Before placing the mare in the stall, inspect the stall and eliminate hazards such as raised nails, large splinters and water buckets. High-quality, dust-free straw is the preferred bedding; wood shavings can be inhaled by the newborn foal. Foals maintained on straw for the first three weeks of life has been shown to be less likely to develop umbilical infections.
Disinfect the stall before foaling
- Remove all bedding.
- Remove all non-permanent objects, such as buckets and feeders. Using a mixture of hot water and dish detergent, scrub them free of residue. Rinse thoroughly, then scrub again with a solution of 1 part laundry-type chlorine bleach to 10 parts water. Allow them to air-dry without rinsing. Scrub one mare time with hot water and dish detergent. Rinse thoroughly remove any bleach or detergent residue.
- Sweep cobwebs, dust, hay, and other debris from the stall floor, walls, ledges and door.
- Wash walls and other solid surfaces using a pressure washer (or garden hose), a stiff scrub brush and dishwashing detergent.
- Mix Lysol disinfectant concentrate (2 ½ tablespoons per gallon of water) in a garden-type spray tank. Wear protective clothing, including long sleeves, long pants, gloves, goggles and head gear. Spray a soaking mist of disinfectant onto all surfaces and allow to air-dry.
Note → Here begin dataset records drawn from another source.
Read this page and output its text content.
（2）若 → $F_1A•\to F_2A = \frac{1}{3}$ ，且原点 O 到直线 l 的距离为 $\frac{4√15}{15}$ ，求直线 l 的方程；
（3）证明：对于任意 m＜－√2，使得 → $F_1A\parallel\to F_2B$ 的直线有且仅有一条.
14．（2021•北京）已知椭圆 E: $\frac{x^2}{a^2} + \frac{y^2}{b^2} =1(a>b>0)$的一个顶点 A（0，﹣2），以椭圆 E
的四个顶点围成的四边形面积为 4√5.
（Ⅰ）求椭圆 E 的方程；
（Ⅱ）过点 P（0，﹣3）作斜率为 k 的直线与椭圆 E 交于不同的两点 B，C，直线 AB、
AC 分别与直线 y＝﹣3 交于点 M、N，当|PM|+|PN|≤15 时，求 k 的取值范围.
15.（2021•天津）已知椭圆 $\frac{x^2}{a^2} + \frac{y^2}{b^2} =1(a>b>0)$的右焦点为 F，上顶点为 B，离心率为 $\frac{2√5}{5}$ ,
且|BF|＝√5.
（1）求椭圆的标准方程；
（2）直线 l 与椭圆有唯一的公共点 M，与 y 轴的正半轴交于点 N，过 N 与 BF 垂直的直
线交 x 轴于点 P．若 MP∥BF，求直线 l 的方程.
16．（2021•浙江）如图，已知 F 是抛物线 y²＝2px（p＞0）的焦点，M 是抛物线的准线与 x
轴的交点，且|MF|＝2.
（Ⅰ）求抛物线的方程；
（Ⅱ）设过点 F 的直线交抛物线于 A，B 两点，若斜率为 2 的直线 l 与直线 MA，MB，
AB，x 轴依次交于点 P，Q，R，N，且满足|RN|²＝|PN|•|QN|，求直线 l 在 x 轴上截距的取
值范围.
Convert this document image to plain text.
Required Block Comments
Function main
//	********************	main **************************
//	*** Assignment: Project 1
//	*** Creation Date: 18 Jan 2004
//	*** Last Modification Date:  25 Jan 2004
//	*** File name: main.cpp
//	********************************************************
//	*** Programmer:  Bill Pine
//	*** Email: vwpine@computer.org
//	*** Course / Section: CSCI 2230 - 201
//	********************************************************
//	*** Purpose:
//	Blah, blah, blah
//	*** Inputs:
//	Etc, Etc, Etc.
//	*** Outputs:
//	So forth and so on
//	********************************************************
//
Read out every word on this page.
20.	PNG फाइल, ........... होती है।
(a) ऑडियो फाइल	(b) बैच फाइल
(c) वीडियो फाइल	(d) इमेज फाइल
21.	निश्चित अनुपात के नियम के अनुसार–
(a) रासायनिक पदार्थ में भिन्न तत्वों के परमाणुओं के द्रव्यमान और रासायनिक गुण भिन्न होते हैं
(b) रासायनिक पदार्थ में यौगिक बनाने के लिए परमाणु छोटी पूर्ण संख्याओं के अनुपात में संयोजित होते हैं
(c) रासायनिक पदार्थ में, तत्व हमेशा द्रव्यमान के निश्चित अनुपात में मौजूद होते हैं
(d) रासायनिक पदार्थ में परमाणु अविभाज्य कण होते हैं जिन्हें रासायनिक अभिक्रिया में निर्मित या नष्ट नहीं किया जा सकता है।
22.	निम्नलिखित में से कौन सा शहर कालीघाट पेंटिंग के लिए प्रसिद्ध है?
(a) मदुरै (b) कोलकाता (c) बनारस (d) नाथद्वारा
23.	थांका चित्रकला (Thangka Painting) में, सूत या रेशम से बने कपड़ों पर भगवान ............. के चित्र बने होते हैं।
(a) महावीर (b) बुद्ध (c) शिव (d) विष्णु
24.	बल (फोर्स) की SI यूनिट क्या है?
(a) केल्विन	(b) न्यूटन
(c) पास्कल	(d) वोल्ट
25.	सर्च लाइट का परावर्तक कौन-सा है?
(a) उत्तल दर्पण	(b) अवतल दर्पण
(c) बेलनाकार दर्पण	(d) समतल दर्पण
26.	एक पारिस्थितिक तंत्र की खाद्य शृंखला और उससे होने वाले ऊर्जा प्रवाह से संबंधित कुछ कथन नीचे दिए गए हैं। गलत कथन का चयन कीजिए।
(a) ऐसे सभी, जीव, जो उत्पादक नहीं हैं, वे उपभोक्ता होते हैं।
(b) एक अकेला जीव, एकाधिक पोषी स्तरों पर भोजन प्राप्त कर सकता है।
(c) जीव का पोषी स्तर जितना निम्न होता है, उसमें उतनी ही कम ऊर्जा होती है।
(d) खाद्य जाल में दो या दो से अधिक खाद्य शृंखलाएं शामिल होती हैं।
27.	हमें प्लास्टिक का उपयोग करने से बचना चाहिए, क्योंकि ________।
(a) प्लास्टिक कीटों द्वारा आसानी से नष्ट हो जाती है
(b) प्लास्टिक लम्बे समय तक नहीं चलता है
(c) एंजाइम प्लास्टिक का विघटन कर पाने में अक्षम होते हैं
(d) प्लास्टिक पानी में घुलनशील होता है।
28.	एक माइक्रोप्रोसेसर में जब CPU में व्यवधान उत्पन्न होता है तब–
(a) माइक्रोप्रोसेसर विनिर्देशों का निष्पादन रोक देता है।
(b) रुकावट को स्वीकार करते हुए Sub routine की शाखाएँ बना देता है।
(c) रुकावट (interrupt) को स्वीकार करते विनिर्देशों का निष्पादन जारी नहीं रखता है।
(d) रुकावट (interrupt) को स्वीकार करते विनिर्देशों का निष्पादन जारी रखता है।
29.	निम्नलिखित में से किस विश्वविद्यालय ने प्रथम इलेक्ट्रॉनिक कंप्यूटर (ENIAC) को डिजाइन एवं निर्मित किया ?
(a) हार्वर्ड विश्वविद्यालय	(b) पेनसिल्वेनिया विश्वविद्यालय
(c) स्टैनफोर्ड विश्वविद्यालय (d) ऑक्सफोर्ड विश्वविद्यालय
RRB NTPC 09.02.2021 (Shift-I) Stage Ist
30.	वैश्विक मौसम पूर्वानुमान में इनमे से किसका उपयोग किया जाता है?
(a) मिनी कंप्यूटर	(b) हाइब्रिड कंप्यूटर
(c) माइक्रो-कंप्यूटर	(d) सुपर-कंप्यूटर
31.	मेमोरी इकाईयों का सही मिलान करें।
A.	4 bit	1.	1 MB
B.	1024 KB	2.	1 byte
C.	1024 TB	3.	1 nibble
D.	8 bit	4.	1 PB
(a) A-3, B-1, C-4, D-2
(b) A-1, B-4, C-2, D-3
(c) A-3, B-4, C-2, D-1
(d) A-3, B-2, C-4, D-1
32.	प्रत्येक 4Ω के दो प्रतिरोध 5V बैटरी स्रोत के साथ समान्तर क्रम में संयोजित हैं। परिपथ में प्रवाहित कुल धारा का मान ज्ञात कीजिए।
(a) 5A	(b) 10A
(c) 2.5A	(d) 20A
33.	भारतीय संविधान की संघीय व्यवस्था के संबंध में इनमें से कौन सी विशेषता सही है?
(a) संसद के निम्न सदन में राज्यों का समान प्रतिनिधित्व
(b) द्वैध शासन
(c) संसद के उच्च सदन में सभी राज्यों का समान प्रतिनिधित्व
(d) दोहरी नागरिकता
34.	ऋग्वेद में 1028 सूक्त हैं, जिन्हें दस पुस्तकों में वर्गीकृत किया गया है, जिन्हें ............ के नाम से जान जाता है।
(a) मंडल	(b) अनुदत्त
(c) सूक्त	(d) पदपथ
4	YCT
Repeat.
- Return clean buckets and feeder to you horse’s bed with clean straw.
All of us at Horse Tales Publications hope that your 2022 foals come into the world healthy and vibrant and that you and your mamma mare’s foaling experiences are nothing short of amazing and miraculous! But if you should encounter any problems, we hope that this article will help you identify them in a timely manner and that you are able to prevent serious emergencies or health problems.